Best practice for JVM Tuning with CMS GC
The purpose of this article is to provide best practice advice on JVM tuning with CMS GC; including key symptoms, understanding heap space and GC logs. This best practice advice applies to AM, DS, IDM and IG running on Java® 8. JVM tuning is not an exact science and will vary across individual environments and applications. Consistent load and stress testing of your environment will be the only true way to gauge the effect of changes made.
6 readers recommend this article
JVM tuning considerations
Before you begin JVM tuning, you should consider the following points:
- Costs - depending on your environment, it may be more cost effective to add more hardware to improve performance rather than spending the time to tune.
- Desired outcome - tuning for stability is more important in the long run than tuning for performance, although there is an overlap.
- Ongoing problems - tuning may only delay or mask a problem temporarily if there is an underlying issue you need to resolve.
- Memory leaks - these will always cause Garbage Collection (GC) issues regardless of tuning.
The focus of this article is Java 8. In Java 8, the CMS is the default garbage collector and tends to give the best performance characteristics with the lowest garbage collection pause times. Consider using the G1 garbage collector only if CMS performance characteristics do not fit your deployment, and testing shows G1 performs better. In Java 11, the G1 garbage collector is the default (and the CMS garbage collector is deprecated). See Best practice for JVM Tuning with G1 GC for further information.
What is Java heap and how do I know it needs tuning?
The Java heap is the amount of memory allocated to applications running in the JVM. Objects in heap memory can be shared between threads. Garbage collection (GC) refers to the automatic process of managing the runtime memory. The JVM is subject to GC pauses that vary in frequency and duration; if these pauses become more frequent and/or last longer, you will see issues (such as application pauses) that indicate that you may need to tune your Java heap.
It is recommended that you set the minimum and maximum heap sizes to the same value for best performance. Otherwise, the JVM runs a full Garbage Collector (GC) cycle when increasing its heap, during which time it can pause ongoing operations for up to a few seconds. Generally, a smaller heap will increase the frequency at which the JVM GC executes but reduce the duration; similarly, a larger heap will reduce the frequency and increase the duration. When tuning the JVM heap, the goal is to strike a balance between frequency and duration so as to reduce the impact of the GC on the application.

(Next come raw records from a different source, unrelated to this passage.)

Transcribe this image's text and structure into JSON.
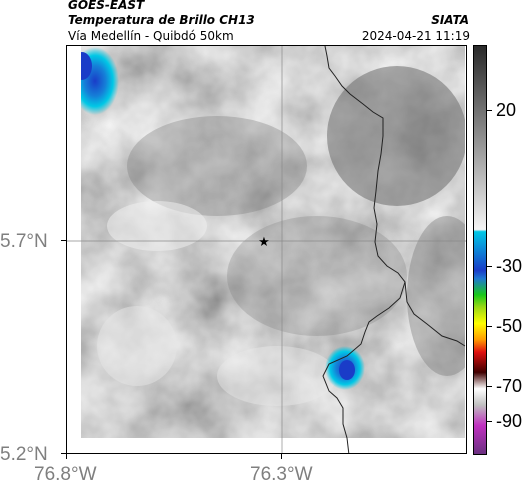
{
  "header": {
    "satellite": "GOES-EAST",
    "product": "Temperatura de Brillo CH13",
    "location": "Vía Medellín - Quibdó 50km",
    "organization": "SIATA",
    "timestamp": "2024-04-21 11:19"
  },
  "map": {
    "lat_labels": [
      "5.7°N",
      "5.2°N"
    ],
    "lon_labels": [
      "76.8°W",
      "76.3°W"
    ],
    "marker": "star-icon"
  },
  "colorbar": {
    "labels": [
      "20",
      "-30",
      "-50",
      "-70",
      "-90"
    ],
    "colors": {
      "gray_light": "#f4f4f4",
      "gray_dark": "#2a2a2a",
      "cyan": "#00c8e6",
      "blue": "#1a3cc8",
      "green": "#18c818",
      "yellow": "#ffff00",
      "red": "#e01010",
      "magenta": "#c030c0"
    }
  }
}
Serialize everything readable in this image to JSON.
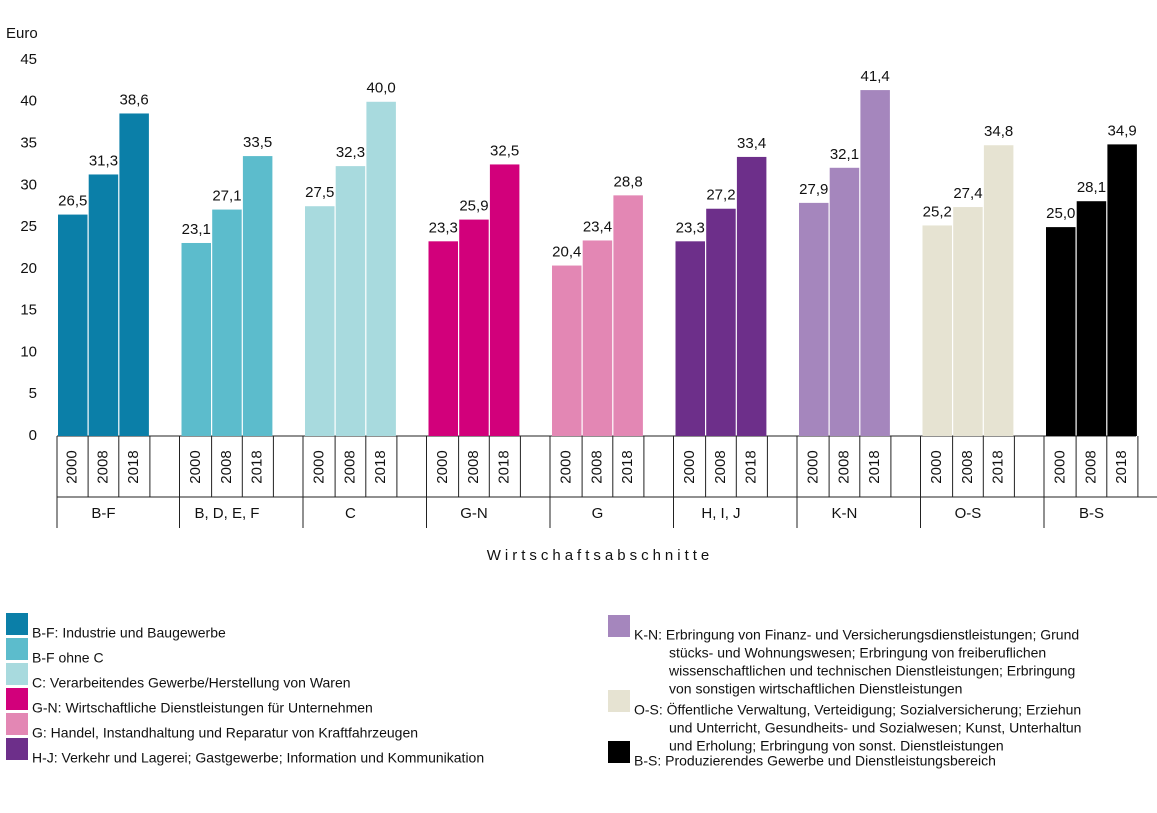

The heap is initially created when the JVM starts and is split into different spaces or generations, the key ones being Young (Eden or Nursery) and Tenured (Old):
- The Young generation is used for new objects. A GC process (ParNew) automatically runs when it becomes full which removes unused objects and moves all objects that have lived long enough to the Tenured generation, thereby freeing up space in the Young generation for more new objects. Typically objects in the Young generation are short lived and temporary. The Young generation is small but active and GC happens frequently but with limited impact on performance.
- The Tenured generation is used for the longer lived objects. Another GC process (CMS) runs when it becomes full to remove any unused objects. The Tenured generation is larger and less active than the Young generation but GC tends to have more impact on performance.
Key symptoms that indicate you need to tune your Java heap are:
- High CPU usage. When GC threads consume a lot of CPU, you will see spikes in overall CPU usage.
- Application hangs. When your application appears to hang and stops responding, there are gaps in your log files or you experience general slowness when performing routine tasks, poorly tuned GC can be the cause.
The first thing to check if you experience these symptoms is your GC logs; these are easy to check and may help you identify your issue quickly.
There are various different GCs available; ForgeRock recommends the use of CMS (ConcurrentMMarkSweep), which is a throughput collector and tends to give the best performance as it runs concurrently with the application, meaning less pauses. You should specify this collector by setting the following JVM option:-XX:+UseConcMarkSweepGC
You can enable GC logging as described in the following articles:
- How do I enable Garbage Collector (GC) Logging for AM?
- How do I enable Garbage Collector (GC) Logging for DS?
- How do I enable Garbage Collector (GC) Logging for IDM?
- How do I enable Garbage Collector (GC) Logging for IG?
Typically you can leave GC logging on without impacting your system, however, you can just enable it when you are experiencing issues.
Understanding GC Logs
These example log files come from a CMS collector, where ParNew refers to the Young generation and CMS refers to the Tenured generation. These log file examples also show typical GC logs for a system where tuning is appropriate.
An example GC log output for the ParNew section looks like this:24.245: [GC24.245: [ParNew: 545344K->39439K(613440K), 0.0424360 secs] 594671K->88767K(4101632K), 0.0426850 secs] [Times: user=0.17 sys=0.00, real=0.04 secs] 29.747: [GC29.747: [ParNew: 584783K->27488K(613440K), 0.0889130 secs] 634111K->104723K(4101632K), 0.0892180 secs] [Times: user=0.24 sys=0.01, real=0.09 secs]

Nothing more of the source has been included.